Shonteff thus returned in 1977 to the genre that previously elevated him, the spy spoof. Though he no longer had the rights to his previous character Charles Vine, he created an all-new series of films centered on “Charles Bind,” a name lifted from an installment of the long-running “Carry On” series, Carry On Spying. The first installment, No. 1 of the Secret Service, starred Nicky Henson of Psychomania and There’s a Girl in My Soup as Bind, with several familiar Brit actors interacting with him: Richard Todd from The Dam Busters; Jon Pertwee, the third “Dr. Who”; Aimi MacDonald, former co-star of John Cleese and Marty Feldman on “At Last the 1948 Show”; Dudley Sutton from The Devils; and Sue Lloyd, co-star with Joan Collins in The Stud and The Bitch. “It was one of my most pleasurable films to make,” he told Bryce. “and one of our most commercial.” In America, No. 1 got an unexpected boost when, after a small theatrical play from Trans World Films, who also released the blind-man-heist caper Blind Rage, Cannon Films acquired the distributor’s library, and through their existing home video arrangement, it received a big box tape release from MGM/UA, thus putting Shonteff’s knockoff in direct and equal company with every James Bond film the major studio controlled!

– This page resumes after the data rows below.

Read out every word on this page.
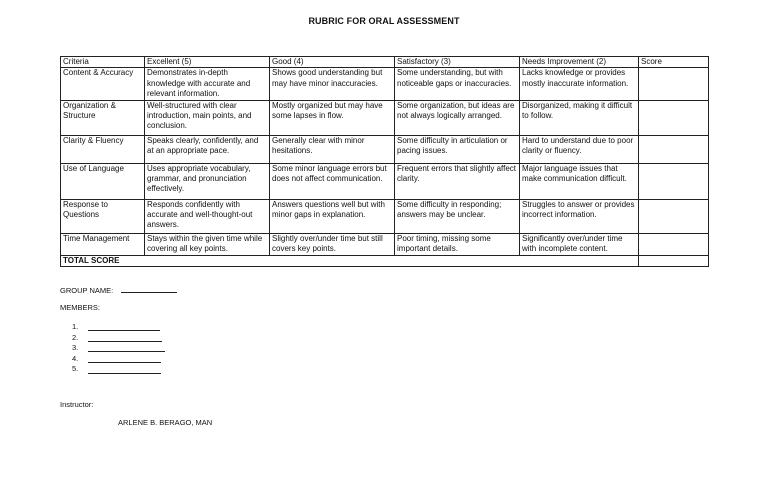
RUBRIC FOR ORAL ASSESSMENT
Criteria	Excellent (5)	Good (4)	Satisfactory (3)	Needs Improvement (2)	Score
Content & Accuracy	Demonstrates in-depth knowledge with accurate and relevant information.	Shows good understanding but may have minor inaccuracies.	Some understanding, but with noticeable gaps or inaccuracies.	Lacks knowledge or provides mostly inaccurate information.	
Organization & Structure	Well-structured with clear introduction, main points, and conclusion.	Mostly organized but may have some lapses in flow.	Some organization, but ideas are not always logically arranged.	Disorganized, making it difficult to follow.	
Clarity & Fluency	Speaks clearly, confidently, and at an appropriate pace.	Generally clear with minor hesitations.	Some difficulty in articulation or pacing issues.	Hard to understand due to poor clarity or fluency.	
Use of Language	Uses appropriate vocabulary, grammar, and pronunciation effectively.	Some minor language errors but does not affect communication.	Frequent errors that slightly affect clarity.	Major language issues that make communication difficult.	
Response to Questions	Responds confidently with accurate and well-thought-out answers.	Answers questions well but with minor gaps in explanation.	Some difficulty in responding; answers may be unclear.	Struggles to answer or provides incorrect information.	
Time Management	Stays within the given time while covering all key points.	Slightly over/under time but still covers key points.	Poor timing, missing some important details.	Significantly over/under time with incomplete content.	
TOTAL SCORE					
GROUP NAME:
MEMBERS:
1.
2.
3.
4.
5.
Instructor:
ARLENE B. BERAGO, MAN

The 1979 follow-up, No. 1 Licensed to Love and Kill (released in America as The Man from S.E.X.), saw Henson replaced by Gareth Hunt of “Upstairs Downstairs” as Bind, and became infamous for an attack scene involving an attack from a stripper twirling deadly blades on her tassels. But it would not be until 1990 when Shonteff would make a final installment, Number One Gun, with former child star Michael Howe of John Mackenzie’s Unman, Wittering, and Zigo taking over the role of Bind, and working with the lowest funding ever allocated to the series, so low Shonteff took no salary for any of the multiple jobs he performed on it. “It’s a pretty stupid picture,” he cracked to Shock Xpress. “It has been compared to Hudson Hawk (which I loved) and is just as stupid. I’m into that humor, but not those budgets.”

Indeed, while Shonteff always prided himself on being able to do more with less, the closing end of his career saw him effectively stretching a pound note until it screamed. In his 1960 Ottawa Citizen interview, he had opined, “I’d kind of like to do a war story with a cast of five,” and with How Sleep the Brave in 1982, he essentially did just that, shooting a Vietnam drama entirely on the Berkshire countryside. Having composed almost all his earlier films in 2.35 scope, it was probably both a challenge and a comedown to shoot the back-to-back 1984 projects The Killing Edge and Lipstick and Blood on consumer-grade videotape. For a spell, he even emigrated to America to make films, including his long-desired Western return, The Running Gun, and an erotic thriller, Ice Cold in Phoenix, its title a hat tip to prolific English director J. Lee Thompson’s classic Ice Cold in Alex. He would also take a break to teach film in his native Canada. Reportedly, he was completing production on his final film, Angels, Devils, and Men, when he died on March 11, 2006.

Overall, the recurring attitude Shonteff presented through his body of work was making simple movies with a complicated mixture of pluck, humor, determination, and resignation, from his early snark about making a “grade B” film at the launch of his career, to acknowledging he was a “follower” midway through, to stating in his last in-depth interview, “I really made a lot of junk. But in amongst the junk there were a few good movies.” If things had gone a different way, he may have become the respected studio stylist that his friend and mentor Sidney J. Furie became. But, to borrow from Joe Levine and Avis, in his secondary market status, he tried harder. And for the constant legion of fans his films have earned over time, that was good enough.